Mr Wilson, who has been involved in almost every aspect of the recovery, said the assessment of the damage had happened quickly, but that there was a level of incompetency in what had followed — from service providers, insurers and other people providing services to victims — that had people just taking whatever they could get.
“There are frustrations at every corner, particularly in the way people are rebuilding,” he said.
“Services from insurers vary dramatically, and we are being set up for a greater shift to opportunistic landlords because people are putting their homes on the market,” he said.
Mr Wilson said apart from a brief period of support from the Australian Defence Force, a week after the event, there was a distinct lack of outside assistance.
“Things started to fall through the cracks because most of the recovery work was being done by people directly impacted by the flood,” he said.
“It was different in 2011. We had 100 people in the town within a matter of days to help then.
“This time there just weren’t the boots on the ground.”
Mr Wilson explained he had a plan for his, and his wife’s, home and business.
“If the forecast of water height was correct we would have been fine,” he said.
“Based on that, we made a decision far too late and stayed in our home.
“It is very hard to be judgmental on a lot of people not evacuating because of what we experienced in the 2011 event.”
Mr Wilson said the bar had been reset by the 2022 event, as the Campaspe River stretched to 2.6km wide and engulfed the town.
“Because we can’t manage the rainfall, in Rochester at least it becomes an uncontrollable situation,” he said.
He described the follow-up work of state government officials as “shattering’’.
“We are relying on you (the inquiry) to bring that change.

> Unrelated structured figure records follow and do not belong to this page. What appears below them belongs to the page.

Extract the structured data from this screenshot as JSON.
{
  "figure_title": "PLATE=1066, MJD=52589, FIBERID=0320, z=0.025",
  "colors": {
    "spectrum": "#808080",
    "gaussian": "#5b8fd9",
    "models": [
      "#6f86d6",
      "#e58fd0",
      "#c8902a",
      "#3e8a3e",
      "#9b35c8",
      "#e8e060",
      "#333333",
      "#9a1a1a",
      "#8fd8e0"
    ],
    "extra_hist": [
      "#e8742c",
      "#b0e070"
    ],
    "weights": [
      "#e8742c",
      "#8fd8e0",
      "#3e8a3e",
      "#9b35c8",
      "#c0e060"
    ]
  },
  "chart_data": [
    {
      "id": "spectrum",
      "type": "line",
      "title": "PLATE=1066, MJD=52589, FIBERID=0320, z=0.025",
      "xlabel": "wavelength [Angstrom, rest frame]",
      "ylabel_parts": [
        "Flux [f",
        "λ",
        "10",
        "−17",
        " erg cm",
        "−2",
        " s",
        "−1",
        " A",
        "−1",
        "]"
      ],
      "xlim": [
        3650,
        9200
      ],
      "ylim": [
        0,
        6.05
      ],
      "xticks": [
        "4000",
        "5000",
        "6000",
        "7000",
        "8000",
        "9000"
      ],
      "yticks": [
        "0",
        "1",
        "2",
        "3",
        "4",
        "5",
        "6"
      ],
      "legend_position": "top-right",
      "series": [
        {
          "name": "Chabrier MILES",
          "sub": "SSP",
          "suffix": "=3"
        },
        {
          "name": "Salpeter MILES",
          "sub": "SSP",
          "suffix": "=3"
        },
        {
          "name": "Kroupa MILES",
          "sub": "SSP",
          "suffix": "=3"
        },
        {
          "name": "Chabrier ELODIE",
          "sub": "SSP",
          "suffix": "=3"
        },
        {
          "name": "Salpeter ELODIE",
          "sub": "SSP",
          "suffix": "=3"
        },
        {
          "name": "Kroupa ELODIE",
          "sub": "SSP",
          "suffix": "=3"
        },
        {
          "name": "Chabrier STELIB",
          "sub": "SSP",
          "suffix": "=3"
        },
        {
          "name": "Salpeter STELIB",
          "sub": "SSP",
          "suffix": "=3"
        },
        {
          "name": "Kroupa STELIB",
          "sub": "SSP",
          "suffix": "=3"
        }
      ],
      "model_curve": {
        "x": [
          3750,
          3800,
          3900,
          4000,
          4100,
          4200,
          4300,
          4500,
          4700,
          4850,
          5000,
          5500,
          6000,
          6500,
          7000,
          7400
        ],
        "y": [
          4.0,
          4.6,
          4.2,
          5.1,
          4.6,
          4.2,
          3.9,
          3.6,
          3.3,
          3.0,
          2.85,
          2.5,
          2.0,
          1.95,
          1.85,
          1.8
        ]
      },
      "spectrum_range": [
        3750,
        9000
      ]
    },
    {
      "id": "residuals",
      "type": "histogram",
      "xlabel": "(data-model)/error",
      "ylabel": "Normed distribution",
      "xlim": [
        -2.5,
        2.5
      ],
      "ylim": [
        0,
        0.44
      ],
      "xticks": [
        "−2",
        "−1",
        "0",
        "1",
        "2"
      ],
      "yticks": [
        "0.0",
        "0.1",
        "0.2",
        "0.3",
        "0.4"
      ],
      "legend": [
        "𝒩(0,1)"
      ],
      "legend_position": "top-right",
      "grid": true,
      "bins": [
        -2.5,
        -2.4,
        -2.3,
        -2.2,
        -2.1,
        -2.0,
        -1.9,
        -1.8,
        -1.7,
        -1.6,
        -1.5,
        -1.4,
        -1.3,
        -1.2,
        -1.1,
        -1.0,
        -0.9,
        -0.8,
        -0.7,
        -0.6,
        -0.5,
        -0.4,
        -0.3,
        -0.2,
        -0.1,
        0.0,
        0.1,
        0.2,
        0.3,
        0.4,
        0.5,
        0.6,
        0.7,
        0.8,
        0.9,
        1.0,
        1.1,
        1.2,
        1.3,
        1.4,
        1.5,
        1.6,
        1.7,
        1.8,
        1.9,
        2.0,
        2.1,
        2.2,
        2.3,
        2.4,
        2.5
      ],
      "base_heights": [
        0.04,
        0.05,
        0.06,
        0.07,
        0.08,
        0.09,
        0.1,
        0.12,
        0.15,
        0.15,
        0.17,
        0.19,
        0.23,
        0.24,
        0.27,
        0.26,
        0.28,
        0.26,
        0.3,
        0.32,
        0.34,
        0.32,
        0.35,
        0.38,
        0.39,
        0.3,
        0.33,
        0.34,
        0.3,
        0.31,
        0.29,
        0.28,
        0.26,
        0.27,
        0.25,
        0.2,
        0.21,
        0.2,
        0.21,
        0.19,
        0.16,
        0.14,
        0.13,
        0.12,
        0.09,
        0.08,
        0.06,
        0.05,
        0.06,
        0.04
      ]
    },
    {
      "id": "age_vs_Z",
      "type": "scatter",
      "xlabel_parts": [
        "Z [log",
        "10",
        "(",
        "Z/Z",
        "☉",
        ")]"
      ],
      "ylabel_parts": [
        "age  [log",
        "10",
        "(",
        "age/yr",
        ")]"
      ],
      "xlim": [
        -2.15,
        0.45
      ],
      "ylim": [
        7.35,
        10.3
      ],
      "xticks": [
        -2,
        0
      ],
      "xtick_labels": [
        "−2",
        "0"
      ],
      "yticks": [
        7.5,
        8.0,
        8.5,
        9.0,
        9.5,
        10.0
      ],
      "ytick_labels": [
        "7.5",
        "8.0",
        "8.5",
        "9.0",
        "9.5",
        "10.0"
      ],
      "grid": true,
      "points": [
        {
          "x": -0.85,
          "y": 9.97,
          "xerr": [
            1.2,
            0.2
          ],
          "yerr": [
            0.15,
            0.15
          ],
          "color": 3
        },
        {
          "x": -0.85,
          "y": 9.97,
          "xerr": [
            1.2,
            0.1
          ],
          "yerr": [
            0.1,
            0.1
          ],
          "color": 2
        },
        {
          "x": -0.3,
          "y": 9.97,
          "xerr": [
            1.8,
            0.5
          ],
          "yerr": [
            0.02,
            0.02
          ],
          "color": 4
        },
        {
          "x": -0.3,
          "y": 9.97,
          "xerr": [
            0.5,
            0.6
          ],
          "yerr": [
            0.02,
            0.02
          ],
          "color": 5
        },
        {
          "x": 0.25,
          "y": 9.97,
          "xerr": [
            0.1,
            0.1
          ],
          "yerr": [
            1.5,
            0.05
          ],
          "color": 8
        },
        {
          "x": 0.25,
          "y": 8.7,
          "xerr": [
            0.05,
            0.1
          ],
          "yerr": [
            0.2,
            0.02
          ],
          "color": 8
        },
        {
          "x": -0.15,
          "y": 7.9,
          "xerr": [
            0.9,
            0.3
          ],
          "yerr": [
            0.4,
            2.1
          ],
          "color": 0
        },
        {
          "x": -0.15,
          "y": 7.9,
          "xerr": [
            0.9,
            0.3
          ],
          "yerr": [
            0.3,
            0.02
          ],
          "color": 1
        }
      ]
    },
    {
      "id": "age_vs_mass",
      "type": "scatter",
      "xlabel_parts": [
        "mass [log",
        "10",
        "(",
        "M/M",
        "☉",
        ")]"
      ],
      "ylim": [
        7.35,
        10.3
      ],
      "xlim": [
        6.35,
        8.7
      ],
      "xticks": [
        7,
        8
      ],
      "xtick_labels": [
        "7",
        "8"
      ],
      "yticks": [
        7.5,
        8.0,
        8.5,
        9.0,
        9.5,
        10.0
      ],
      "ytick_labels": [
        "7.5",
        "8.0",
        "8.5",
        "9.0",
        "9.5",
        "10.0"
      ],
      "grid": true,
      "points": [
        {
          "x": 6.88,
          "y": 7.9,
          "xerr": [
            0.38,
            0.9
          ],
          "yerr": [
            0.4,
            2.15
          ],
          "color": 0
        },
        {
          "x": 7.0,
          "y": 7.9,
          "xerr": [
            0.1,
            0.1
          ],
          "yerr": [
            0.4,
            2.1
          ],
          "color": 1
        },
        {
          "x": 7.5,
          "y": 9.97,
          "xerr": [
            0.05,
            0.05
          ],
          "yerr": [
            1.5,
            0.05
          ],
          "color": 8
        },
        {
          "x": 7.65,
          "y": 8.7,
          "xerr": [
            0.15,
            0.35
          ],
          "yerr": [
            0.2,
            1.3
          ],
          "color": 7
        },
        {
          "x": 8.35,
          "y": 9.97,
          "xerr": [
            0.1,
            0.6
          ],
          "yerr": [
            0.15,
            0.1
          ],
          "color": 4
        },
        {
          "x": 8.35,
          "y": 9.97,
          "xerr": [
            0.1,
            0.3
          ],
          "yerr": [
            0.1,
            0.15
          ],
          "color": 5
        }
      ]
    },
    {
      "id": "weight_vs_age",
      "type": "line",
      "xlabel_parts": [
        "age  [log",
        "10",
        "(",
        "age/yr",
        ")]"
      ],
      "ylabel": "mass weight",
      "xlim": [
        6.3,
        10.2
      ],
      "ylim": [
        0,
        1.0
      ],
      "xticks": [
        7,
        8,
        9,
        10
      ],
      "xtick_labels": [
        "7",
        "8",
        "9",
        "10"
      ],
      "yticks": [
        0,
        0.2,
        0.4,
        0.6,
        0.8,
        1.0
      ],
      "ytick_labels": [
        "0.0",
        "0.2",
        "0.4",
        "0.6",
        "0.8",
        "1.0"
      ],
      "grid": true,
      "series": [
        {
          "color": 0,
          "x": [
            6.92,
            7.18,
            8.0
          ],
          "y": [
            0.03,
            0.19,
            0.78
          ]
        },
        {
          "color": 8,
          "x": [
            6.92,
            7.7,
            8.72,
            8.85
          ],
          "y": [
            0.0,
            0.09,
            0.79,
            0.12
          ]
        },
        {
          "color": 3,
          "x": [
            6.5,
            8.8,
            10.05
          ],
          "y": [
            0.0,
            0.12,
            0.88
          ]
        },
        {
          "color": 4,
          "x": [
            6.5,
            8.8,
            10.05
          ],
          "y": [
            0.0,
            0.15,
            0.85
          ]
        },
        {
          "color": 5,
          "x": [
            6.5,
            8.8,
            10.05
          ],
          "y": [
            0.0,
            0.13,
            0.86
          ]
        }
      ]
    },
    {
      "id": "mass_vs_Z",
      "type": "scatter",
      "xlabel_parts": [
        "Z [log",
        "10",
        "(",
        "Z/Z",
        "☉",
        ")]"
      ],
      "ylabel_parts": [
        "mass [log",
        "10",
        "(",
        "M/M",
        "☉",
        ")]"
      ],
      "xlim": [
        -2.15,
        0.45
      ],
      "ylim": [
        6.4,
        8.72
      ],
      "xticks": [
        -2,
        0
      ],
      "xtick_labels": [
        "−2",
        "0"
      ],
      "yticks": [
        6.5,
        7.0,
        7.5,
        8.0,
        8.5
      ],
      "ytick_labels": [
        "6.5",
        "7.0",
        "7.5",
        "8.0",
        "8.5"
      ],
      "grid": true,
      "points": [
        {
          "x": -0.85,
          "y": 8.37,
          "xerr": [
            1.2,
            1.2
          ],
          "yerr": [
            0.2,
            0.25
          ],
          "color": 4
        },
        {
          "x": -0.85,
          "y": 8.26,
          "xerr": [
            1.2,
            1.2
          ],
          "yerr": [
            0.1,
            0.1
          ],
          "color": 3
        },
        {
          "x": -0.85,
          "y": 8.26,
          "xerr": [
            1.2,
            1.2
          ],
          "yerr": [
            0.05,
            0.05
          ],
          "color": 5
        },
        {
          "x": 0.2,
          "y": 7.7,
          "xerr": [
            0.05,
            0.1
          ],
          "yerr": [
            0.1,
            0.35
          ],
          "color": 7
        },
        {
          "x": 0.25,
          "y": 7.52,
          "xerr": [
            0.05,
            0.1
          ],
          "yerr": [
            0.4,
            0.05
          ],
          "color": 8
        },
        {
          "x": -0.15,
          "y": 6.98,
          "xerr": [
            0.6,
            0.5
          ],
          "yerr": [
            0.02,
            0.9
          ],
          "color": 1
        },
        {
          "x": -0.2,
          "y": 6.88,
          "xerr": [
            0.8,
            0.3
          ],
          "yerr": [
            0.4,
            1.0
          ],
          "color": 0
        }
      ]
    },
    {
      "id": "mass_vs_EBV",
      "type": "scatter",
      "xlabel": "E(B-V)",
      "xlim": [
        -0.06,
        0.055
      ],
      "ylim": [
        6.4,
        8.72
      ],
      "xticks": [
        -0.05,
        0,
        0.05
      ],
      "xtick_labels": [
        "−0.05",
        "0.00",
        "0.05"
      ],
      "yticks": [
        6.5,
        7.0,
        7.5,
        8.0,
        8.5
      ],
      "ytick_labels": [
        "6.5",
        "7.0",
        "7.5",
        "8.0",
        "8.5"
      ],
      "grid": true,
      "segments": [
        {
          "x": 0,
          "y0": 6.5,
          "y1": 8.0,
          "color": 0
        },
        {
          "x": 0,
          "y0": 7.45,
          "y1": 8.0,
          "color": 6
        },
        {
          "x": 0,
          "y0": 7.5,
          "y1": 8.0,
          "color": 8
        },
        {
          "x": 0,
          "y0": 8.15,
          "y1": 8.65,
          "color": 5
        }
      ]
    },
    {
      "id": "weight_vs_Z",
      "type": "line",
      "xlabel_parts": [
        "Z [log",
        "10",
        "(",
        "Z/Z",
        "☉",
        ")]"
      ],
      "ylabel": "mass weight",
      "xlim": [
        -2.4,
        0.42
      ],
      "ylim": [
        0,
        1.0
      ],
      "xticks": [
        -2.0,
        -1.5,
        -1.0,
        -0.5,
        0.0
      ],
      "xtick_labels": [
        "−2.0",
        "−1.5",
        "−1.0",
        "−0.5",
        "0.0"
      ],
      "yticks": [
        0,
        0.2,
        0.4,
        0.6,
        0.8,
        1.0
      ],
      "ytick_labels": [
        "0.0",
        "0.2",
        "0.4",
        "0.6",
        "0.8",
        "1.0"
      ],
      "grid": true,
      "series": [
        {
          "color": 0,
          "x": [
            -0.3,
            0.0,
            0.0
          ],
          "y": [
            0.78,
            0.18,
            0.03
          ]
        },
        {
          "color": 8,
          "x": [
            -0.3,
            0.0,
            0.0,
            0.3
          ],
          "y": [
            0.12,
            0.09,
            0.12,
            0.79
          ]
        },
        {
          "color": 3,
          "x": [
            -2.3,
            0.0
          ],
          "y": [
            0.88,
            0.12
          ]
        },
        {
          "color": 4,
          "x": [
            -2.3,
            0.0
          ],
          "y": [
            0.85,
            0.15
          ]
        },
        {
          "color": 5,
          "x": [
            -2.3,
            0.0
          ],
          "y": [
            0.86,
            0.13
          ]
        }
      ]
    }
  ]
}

Who loses their job for not putting things in place?” he said.
“Most people thought they would never see anything like 2011.”
Mr Wilson said proposed mitigation measures following 2011, including levee banks, were dismissed because the two proposals — though moving the water away from the town — would have moved the problem on to farm land.
“Seventy-two per cent of Rochester people didn’t want to flood out their neighbours to save themselves. That is what levee banks would have done,” he said.